Présentées comme des extraits des interrogatoires de Sakik, d'autres nouvelles sensationnalistes visent à incriminer des militants des droits de l'Homme et certains hommes politiques d'être à la solde du PKK. Akin Birdal, président de l'Association des droits de l'Homme en Turquie, qui serait accusé par Sakik d'être "davantage un combattant du PKK" que lui-même, a affirmé qu'il considérait le PKK comme une "organisation de guérilla armée" et a ajouté que "c'est un stratagème très primaire" que d'accuser des opposants sur la base de "prétendus aveux sans doutes arrachés sous la torture". Il s'agit d'un complot ourdi par les services de police pour salir la réputation des démocrates turcs et kurdes a-t-il conclu.

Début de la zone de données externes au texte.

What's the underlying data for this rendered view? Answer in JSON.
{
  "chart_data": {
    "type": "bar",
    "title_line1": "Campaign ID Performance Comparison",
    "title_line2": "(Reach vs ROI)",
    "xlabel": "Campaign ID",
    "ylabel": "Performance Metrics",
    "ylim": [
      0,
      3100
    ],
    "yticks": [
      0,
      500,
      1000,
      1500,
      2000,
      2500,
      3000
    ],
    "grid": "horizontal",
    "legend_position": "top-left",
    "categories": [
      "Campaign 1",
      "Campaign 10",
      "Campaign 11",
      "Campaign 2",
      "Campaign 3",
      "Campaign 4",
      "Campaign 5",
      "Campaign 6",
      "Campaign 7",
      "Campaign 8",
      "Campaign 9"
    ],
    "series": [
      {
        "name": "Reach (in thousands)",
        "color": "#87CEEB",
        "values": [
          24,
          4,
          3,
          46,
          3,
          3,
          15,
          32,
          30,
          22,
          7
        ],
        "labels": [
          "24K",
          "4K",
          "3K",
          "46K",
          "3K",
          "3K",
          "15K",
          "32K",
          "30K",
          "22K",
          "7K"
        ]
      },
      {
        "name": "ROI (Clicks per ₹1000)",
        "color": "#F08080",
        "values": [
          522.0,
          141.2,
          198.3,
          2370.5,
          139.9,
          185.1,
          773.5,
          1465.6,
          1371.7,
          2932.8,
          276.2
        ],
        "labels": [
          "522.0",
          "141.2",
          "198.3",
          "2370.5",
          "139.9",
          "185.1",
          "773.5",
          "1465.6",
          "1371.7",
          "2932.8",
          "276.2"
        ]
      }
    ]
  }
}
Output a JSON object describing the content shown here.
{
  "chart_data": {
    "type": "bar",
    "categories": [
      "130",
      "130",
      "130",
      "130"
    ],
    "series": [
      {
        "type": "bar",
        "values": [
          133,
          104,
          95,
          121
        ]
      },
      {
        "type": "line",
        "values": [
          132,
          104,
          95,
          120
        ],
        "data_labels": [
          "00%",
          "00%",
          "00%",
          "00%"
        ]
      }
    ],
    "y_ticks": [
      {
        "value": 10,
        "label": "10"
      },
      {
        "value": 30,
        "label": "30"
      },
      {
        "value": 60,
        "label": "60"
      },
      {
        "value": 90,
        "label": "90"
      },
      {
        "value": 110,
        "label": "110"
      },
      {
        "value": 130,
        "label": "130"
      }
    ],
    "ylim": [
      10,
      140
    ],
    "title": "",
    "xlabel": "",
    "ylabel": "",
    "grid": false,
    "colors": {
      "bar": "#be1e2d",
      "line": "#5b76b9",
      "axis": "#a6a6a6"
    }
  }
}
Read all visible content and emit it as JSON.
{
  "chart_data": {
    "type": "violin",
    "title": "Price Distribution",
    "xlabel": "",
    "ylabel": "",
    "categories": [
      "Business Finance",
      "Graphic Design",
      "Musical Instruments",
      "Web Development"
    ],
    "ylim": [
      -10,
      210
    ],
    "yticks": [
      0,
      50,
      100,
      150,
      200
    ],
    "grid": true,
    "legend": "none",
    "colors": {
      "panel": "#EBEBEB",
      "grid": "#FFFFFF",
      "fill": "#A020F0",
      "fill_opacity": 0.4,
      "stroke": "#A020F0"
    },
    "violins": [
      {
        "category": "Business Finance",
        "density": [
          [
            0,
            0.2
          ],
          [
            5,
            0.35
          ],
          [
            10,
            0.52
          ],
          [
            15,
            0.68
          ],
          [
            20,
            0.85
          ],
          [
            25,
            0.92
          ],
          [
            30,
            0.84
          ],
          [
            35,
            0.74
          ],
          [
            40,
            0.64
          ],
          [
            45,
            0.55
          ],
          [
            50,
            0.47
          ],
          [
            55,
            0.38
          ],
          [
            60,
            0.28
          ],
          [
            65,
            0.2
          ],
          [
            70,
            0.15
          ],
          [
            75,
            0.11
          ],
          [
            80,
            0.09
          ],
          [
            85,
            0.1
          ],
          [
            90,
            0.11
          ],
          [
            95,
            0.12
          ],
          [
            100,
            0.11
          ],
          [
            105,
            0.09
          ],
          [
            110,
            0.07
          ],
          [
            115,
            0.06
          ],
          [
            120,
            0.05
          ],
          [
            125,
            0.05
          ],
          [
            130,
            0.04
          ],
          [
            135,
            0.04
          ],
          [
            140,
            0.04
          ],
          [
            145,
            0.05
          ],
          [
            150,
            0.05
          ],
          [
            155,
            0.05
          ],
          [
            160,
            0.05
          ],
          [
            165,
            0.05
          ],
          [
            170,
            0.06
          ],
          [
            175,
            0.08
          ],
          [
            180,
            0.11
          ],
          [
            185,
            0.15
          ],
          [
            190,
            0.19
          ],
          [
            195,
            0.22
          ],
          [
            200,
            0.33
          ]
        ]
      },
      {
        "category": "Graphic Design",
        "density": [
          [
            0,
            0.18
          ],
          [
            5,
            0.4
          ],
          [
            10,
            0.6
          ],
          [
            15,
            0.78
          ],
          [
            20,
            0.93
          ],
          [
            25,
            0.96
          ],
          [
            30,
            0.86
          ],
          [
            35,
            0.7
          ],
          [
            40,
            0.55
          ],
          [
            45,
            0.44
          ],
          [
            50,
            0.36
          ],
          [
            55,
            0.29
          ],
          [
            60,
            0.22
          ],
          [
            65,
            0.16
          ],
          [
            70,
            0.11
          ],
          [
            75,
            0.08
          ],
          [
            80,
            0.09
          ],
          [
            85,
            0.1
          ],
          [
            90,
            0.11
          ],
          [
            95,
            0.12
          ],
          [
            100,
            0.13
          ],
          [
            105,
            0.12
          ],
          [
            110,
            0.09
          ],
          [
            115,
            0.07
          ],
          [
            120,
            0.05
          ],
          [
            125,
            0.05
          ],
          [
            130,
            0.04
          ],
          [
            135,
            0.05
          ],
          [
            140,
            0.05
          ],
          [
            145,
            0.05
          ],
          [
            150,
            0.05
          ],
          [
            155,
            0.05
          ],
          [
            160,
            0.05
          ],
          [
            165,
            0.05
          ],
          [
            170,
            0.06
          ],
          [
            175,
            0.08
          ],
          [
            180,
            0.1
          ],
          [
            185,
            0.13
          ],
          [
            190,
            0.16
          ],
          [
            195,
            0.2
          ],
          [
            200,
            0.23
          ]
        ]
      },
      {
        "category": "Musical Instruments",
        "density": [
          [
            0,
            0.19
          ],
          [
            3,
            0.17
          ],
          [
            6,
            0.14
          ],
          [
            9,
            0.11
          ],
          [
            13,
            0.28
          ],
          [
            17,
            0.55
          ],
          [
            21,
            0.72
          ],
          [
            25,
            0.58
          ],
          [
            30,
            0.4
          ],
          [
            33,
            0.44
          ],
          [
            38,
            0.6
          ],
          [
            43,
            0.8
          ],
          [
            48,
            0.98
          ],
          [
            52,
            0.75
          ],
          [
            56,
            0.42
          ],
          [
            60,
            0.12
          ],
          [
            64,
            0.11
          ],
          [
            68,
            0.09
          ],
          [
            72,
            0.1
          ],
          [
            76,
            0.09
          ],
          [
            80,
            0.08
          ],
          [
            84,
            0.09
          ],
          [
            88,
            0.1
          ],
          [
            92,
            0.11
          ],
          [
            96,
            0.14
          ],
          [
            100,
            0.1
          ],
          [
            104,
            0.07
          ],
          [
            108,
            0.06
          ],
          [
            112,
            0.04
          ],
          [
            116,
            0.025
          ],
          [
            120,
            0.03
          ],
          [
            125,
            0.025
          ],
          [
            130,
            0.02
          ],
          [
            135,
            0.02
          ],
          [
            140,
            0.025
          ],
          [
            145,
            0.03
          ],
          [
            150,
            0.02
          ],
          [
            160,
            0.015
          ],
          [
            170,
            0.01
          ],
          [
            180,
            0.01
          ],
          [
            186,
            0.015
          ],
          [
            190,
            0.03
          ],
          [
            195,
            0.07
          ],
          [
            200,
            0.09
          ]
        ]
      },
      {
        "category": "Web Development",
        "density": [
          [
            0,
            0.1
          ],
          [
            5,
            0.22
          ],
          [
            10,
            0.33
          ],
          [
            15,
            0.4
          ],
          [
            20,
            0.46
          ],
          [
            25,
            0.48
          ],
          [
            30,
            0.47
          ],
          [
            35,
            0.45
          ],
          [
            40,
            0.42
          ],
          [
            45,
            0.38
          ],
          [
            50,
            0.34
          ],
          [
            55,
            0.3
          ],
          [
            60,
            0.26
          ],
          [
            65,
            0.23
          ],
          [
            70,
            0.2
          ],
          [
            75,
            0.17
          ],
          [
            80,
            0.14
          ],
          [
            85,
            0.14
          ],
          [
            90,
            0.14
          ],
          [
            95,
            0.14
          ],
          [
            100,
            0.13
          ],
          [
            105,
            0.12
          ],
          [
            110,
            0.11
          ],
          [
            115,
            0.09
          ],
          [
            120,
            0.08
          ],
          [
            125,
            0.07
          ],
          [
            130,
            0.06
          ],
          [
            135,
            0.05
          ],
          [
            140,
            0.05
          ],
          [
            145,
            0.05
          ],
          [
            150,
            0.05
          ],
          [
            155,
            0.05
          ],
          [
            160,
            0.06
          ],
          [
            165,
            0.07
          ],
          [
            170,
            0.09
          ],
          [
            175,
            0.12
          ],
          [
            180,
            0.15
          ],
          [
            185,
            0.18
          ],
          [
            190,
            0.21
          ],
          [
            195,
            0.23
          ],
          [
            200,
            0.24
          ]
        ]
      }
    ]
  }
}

L'Allemagne, la Syrie, l'Iran, l'Arménie et la Grèce, plusieurs hommes d'affaires turcs et des journalistes renommés seraient également cités par Sakik comme étant des sympathisants du PKK. A ce titre, Cengiz Candar et Mehmet Ali Birand, deux éminents chroniqueurs, ont été suspendus par leur journal Sabah à la suite de ces campagnes de désinformation médiatique orchestrée par la police politique (MIT).

Ilnur Cevik, directeur du quotidien Turkish Daily News, présente la situation en ces termes dans son éditorial du 27 avril:

"Nous sentons que ces affirmations devraient être regardées avec beaucoup de réserves. Il est facile de calomnier les gens mais il n'est pas facile d'effacer les dommages. Ce genre d'affirmations porte l'ombre sur d'importantes révélations que Semdin a pu faire à propos du PKK car cela ébranle la crédibilité de ses confessions. Certains observateurs indépendants en Occident sentent déjà que les autorités utilisent Semdin pour ruiner la crédibilité de certaines personnalités éminentes en TurquieNous ne devons pas jouer avec la dignité et l'honneur des gens en s'appuyant sur les déclarations d'un terroriste qui s'auto-confesse. Si ce genre de choses sont révélées à la presse, nous croyons que les autorités devraient faire très attention à ce qui est disponible dans les journaux".